Tout était bleu. Le sol, les fleurs, le monde, la vie. Tout était bleu, teinté de bleu, repeint en bleu. Ce n'était pas faute d'essayer, pourtant, de sortir ses crayons et de les agiter vers l'horizon. Ce n'était pas faute d'essayer de porter des lunettes colorées ou encore de viser la lune pour s'en aller. A l'ombre de ma tasse de café séjournait une coccinelle. Elle se reposait, immobile et l'espace d'un instant il me fut évident que son regard se dirigeait tout droit vers le mien. Malheureusement, elle ne resta pas bien longtemps elle aussi, et elle s'éclipsa le temps que je cligne des yeux. Finalement, elle aussi était peut-être bleue.

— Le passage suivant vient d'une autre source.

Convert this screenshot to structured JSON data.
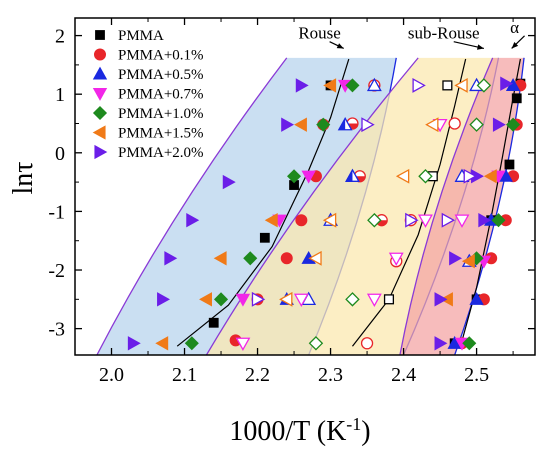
{
  "chart_data": {
    "type": "scatter",
    "xlabel": "1000/T (K",
    "xlabel_sup": "-1",
    "xlabel_close": ")",
    "ylabel": "lnτ",
    "xlim": [
      1.95,
      2.58
    ],
    "ylim": [
      -3.45,
      2.3
    ],
    "x_ticks": [
      2.0,
      2.1,
      2.2,
      2.3,
      2.4,
      2.5
    ],
    "x_tick_labels": [
      "2.0",
      "2.1",
      "2.2",
      "2.3",
      "2.4",
      "2.5"
    ],
    "y_ticks": [
      -3,
      -2,
      -1,
      0,
      1,
      2
    ],
    "y_tick_labels": [
      "-3",
      "-2",
      "-1",
      "0",
      "1",
      "2"
    ],
    "grid": false,
    "legend_position": "top-left",
    "annotations": [
      {
        "text": "Rouse",
        "x": 2.285,
        "y": 2.05,
        "arrow_to": [
          2.318,
          1.78
        ]
      },
      {
        "text": "sub-Rouse",
        "x": 2.455,
        "y": 2.05,
        "arrow_to": [
          2.51,
          1.78
        ]
      },
      {
        "text": "α",
        "x": 2.552,
        "y": 2.15,
        "arrow_to": [
          2.548,
          1.78
        ]
      }
    ],
    "bands": [
      {
        "name": "Rouse",
        "color": "#b8d4ee",
        "left": [
          [
            1.98,
            -3.45
          ],
          [
            2.24,
            1.62
          ]
        ],
        "right": [
          [
            2.27,
            -3.45
          ],
          [
            2.39,
            1.62
          ]
        ]
      },
      {
        "name": "sub-Rouse",
        "color": "#fbe8b0",
        "left": [
          [
            2.13,
            -3.45
          ],
          [
            2.42,
            1.62
          ]
        ],
        "right": [
          [
            2.4,
            -3.45
          ],
          [
            2.53,
            1.62
          ]
        ]
      },
      {
        "name": "alpha",
        "color": "#f4a6a6",
        "left": [
          [
            2.395,
            -3.45
          ],
          [
            2.522,
            1.62
          ]
        ],
        "right": [
          [
            2.47,
            -3.45
          ],
          [
            2.565,
            1.62
          ]
        ]
      }
    ],
    "fit_lines": [
      {
        "band": "Rouse",
        "x": [
          2.09,
          2.16,
          2.22,
          2.27,
          2.3,
          2.325
        ],
        "y": [
          -3.3,
          -2.6,
          -1.6,
          -0.3,
          0.6,
          1.6
        ]
      },
      {
        "band": "sub-Rouse",
        "x": [
          2.33,
          2.38,
          2.42,
          2.45,
          2.47,
          2.485
        ],
        "y": [
          -3.3,
          -2.5,
          -1.4,
          -0.2,
          0.8,
          1.6
        ]
      },
      {
        "band": "alpha",
        "x": [
          2.478,
          2.5,
          2.52,
          2.535,
          2.548,
          2.56
        ],
        "y": [
          -3.3,
          -2.3,
          -1.1,
          -0.1,
          0.8,
          1.6
        ]
      }
    ],
    "series": [
      {
        "name": "PMMA",
        "marker": "square",
        "color": "#000000",
        "filled": [
          [
            2.14,
            -2.9
          ],
          [
            2.21,
            -1.45
          ],
          [
            2.25,
            -0.55
          ],
          [
            2.3,
            1.15
          ],
          [
            2.47,
            -3.25
          ],
          [
            2.5,
            -2.5
          ],
          [
            2.52,
            -1.15
          ],
          [
            2.545,
            -0.2
          ],
          [
            2.555,
            0.93
          ],
          [
            2.56,
            1.18
          ]
        ],
        "open": [
          [
            2.38,
            -2.5
          ],
          [
            2.44,
            -0.4
          ],
          [
            2.46,
            1.15
          ]
        ]
      },
      {
        "name": "PMMA+0.1%",
        "marker": "circle",
        "color": "#e8262a",
        "filled": [
          [
            2.17,
            -3.2
          ],
          [
            2.2,
            -2.5
          ],
          [
            2.24,
            -1.8
          ],
          [
            2.26,
            -1.15
          ],
          [
            2.28,
            -0.4
          ],
          [
            2.29,
            0.48
          ],
          [
            2.48,
            -3.25
          ],
          [
            2.51,
            -2.5
          ],
          [
            2.52,
            -1.8
          ],
          [
            2.54,
            -1.15
          ],
          [
            2.55,
            -0.4
          ],
          [
            2.555,
            0.48
          ],
          [
            2.56,
            1.15
          ]
        ],
        "open": [
          [
            2.35,
            -3.25
          ],
          [
            2.39,
            -1.85
          ],
          [
            2.41,
            -1.15
          ],
          [
            2.47,
            0.5
          ]
        ],
        "half": [
          [
            2.36,
            1.15
          ],
          [
            2.33,
            0.5
          ],
          [
            2.34,
            -0.4
          ],
          [
            2.37,
            -1.15
          ]
        ]
      },
      {
        "name": "PMMA+0.5%",
        "marker": "triangle-up",
        "color": "#1a29e0",
        "filled": [
          [
            2.24,
            -2.5
          ],
          [
            2.27,
            -1.8
          ],
          [
            2.33,
            -0.4
          ],
          [
            2.47,
            -3.25
          ],
          [
            2.5,
            -2.5
          ],
          [
            2.52,
            -1.15
          ],
          [
            2.54,
            -0.4
          ],
          [
            2.55,
            1.15
          ]
        ],
        "open": [
          [
            2.27,
            -2.5
          ],
          [
            2.3,
            -1.15
          ],
          [
            2.36,
            1.15
          ],
          [
            2.48,
            -0.4
          ],
          [
            2.5,
            1.15
          ],
          [
            2.49,
            -1.85
          ]
        ],
        "half": [
          [
            2.32,
            0.48
          ],
          [
            2.33,
            -0.4
          ]
        ]
      },
      {
        "name": "PMMA+0.7%",
        "marker": "triangle-down",
        "color": "#f226e8",
        "filled": [
          [
            2.18,
            -2.5
          ],
          [
            2.23,
            -1.15
          ],
          [
            2.27,
            -0.4
          ],
          [
            2.32,
            1.15
          ],
          [
            2.48,
            -3.25
          ],
          [
            2.51,
            -1.85
          ],
          [
            2.53,
            -0.4
          ]
        ],
        "open": [
          [
            2.18,
            -3.25
          ],
          [
            2.26,
            -2.5
          ],
          [
            2.36,
            -2.5
          ],
          [
            2.39,
            -1.8
          ],
          [
            2.43,
            -1.15
          ],
          [
            2.45,
            0.48
          ],
          [
            2.48,
            -1.15
          ]
        ]
      },
      {
        "name": "PMMA+1.0%",
        "marker": "diamond",
        "color": "#1e8a1e",
        "filled": [
          [
            2.11,
            -3.25
          ],
          [
            2.15,
            -2.5
          ],
          [
            2.19,
            -1.8
          ],
          [
            2.25,
            -0.4
          ],
          [
            2.29,
            0.48
          ],
          [
            2.33,
            1.15
          ],
          [
            2.49,
            -3.25
          ],
          [
            2.5,
            -1.8
          ],
          [
            2.53,
            -1.15
          ],
          [
            2.55,
            0.48
          ]
        ],
        "open": [
          [
            2.28,
            -3.25
          ],
          [
            2.33,
            -2.5
          ],
          [
            2.36,
            -1.15
          ],
          [
            2.43,
            -0.4
          ],
          [
            2.5,
            0.48
          ],
          [
            2.51,
            1.15
          ]
        ]
      },
      {
        "name": "PMMA+1.5%",
        "marker": "triangle-left",
        "color": "#f07a18",
        "filled": [
          [
            2.07,
            -3.25
          ],
          [
            2.13,
            -2.5
          ],
          [
            2.15,
            -1.8
          ],
          [
            2.22,
            -1.15
          ],
          [
            2.26,
            0.48
          ],
          [
            2.3,
            1.15
          ],
          [
            2.46,
            -2.5
          ],
          [
            2.49,
            -1.85
          ],
          [
            2.52,
            -0.4
          ]
        ],
        "open": [
          [
            2.24,
            -2.5
          ],
          [
            2.28,
            -1.8
          ],
          [
            2.3,
            -1.15
          ],
          [
            2.4,
            -0.4
          ],
          [
            2.44,
            0.48
          ],
          [
            2.48,
            1.15
          ]
        ]
      },
      {
        "name": "PMMA+2.0%",
        "marker": "triangle-right",
        "color": "#6b1ee8",
        "filled": [
          [
            2.03,
            -3.25
          ],
          [
            2.07,
            -2.5
          ],
          [
            2.08,
            -1.8
          ],
          [
            2.11,
            -1.15
          ],
          [
            2.16,
            -0.5
          ],
          [
            2.24,
            0.48
          ],
          [
            2.26,
            1.15
          ],
          [
            2.45,
            -3.25
          ],
          [
            2.45,
            -2.5
          ],
          [
            2.47,
            -1.8
          ],
          [
            2.51,
            -1.15
          ],
          [
            2.5,
            -0.4
          ],
          [
            2.53,
            0.48
          ],
          [
            2.54,
            1.18
          ]
        ],
        "open": [
          [
            2.2,
            -2.5
          ],
          [
            2.35,
            0.48
          ],
          [
            2.41,
            -1.15
          ],
          [
            2.46,
            -1.15
          ],
          [
            2.49,
            -0.4
          ],
          [
            2.42,
            1.15
          ]
        ]
      }
    ]
  }
}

Les aboiements du chien voisin me parvenaient aux oreilles, forts et perçant le silence d'été -qui au fond, n'en était pas un-. Un silence composé de bribes de discussions, d'un air de musique et du chant des oiseaux. Je crois que je me sens bleu, mais que j'aimerais me sentir rouge. Après tout, fut une époque où je me sentais rose, et puis bleu, c'est toujours mieux que gris. Comment te sens-tu, toi ?
Je portai la tasse jusqu'à mes lèvres, et toute l'amertume du monde sembla sonder mon esprit.
Se sentir bleu, c'était aussi effrayant que fascinant.
Et si le monde n'était pas bleu, aussi bleu que moi ?
Si c'est le cas, s'il te plaît, ne sois pas gris.